Imagining Space: Heather Barros and Larry Mitnick

Imagining space is different from imagining spaces. Heather Barros and Larry Mitnick understand that "spaces" are constrained by boundaries. A meadow may be circumscribed by a row of trees, and a room by its walls. In imagining "space" these two artists seek to invert the perspective. Both ponder space independent of the space's periphery. They use forms we understand to prescribe a space we may not. That space can be vast. That space can be twisted; it can be atmospheric. So, for these artists and in very different ways, the path through space leads to abstraction.

Heather Barros
oil on canvas

Heather Barros imagines space in paintings of interiors and landscapes. She understands that spatial orientation requires an anchor point. She seemingly provides these for us, but upon close inspection her anchors are often unmoored. She may offer a window through which we can see, but the view is empty. If not bare canvas, the paint has been wiped to near-translucency. Detail is sacrificed, information is lost, but volume survives. Other times it is unclear if we are looking at or through water, through fog, or at sheer emptiness. "Viewers don't quite know where they stand," she says of this work. "But like moths attracted to light, I hope to lure their gaze to a certain distance. They may be looking at paint, but I want them to see and imagine space."

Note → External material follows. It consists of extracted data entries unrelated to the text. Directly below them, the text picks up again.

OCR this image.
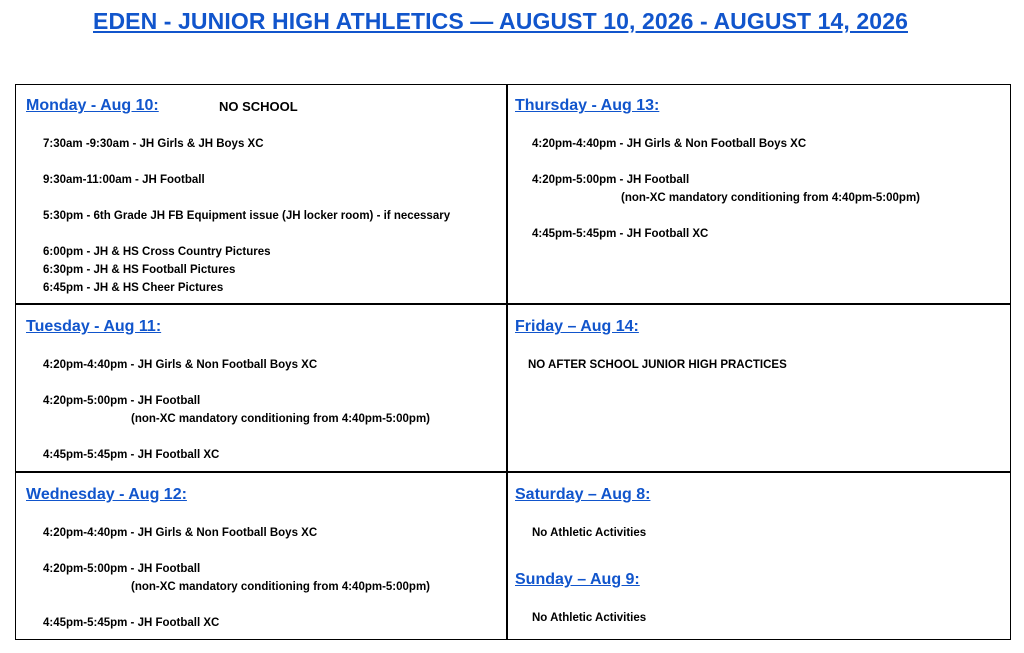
EDEN - JUNIOR HIGH ATHLETICS — AUGUST 10, 2026 - AUGUST 14, 2026
Monday - Aug 10:	NO SCHOOL
7:30am -9:30am - JH Girls & JH Boys XC
9:30am-11:00am - JH Football
5:30pm - 6th Grade JH FB Equipment issue (JH locker room) - if necessary
6:00pm - JH & HS Cross Country Pictures
6:30pm - JH & HS Football Pictures
6:45pm - JH & HS Cheer Pictures
Thursday - Aug 13:
4:20pm-4:40pm - JH Girls & Non Football Boys XC
4:20pm-5:00pm - JH Football
(non-XC mandatory conditioning from 4:40pm-5:00pm)
4:45pm-5:45pm - JH Football XC
Tuesday - Aug 11:
4:20pm-4:40pm - JH Girls & Non Football Boys XC
4:20pm-5:00pm - JH Football
(non-XC mandatory conditioning from 4:40pm-5:00pm)
4:45pm-5:45pm - JH Football XC
Friday – Aug 14:
NO AFTER SCHOOL JUNIOR HIGH PRACTICES
Wednesday - Aug 12:
4:20pm-4:40pm - JH Girls & Non Football Boys XC
4:20pm-5:00pm - JH Football
(non-XC mandatory conditioning from 4:40pm-5:00pm)
4:45pm-5:45pm - JH Football XC
Saturday – Aug 8:
No Athletic Activities
Sunday – Aug 9:
No Athletic Activities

Larry Mitnick: Side Order Larry Mitnick
"Side Order"
acrylic on canvas

Larry Mitnick's paintings are more overtly abstract. He overlays shapes and colors upon one another to create textured compositions with little correlation to the world we normally perceive. We project upon these works our own imagined sense of space. We see layered elements. Color, value, and varying degrees of transparency are employed to suggest depth. Acknowledgment of depth is this artist's lure. His hook, what captivates the viewer, is an enigma in its distillation. Exactly which shape is in front of what? How can a color be in front of one element and not behind another? These paintings pose uneasy questions. Their beauty is that they assert their own sense of balance and order.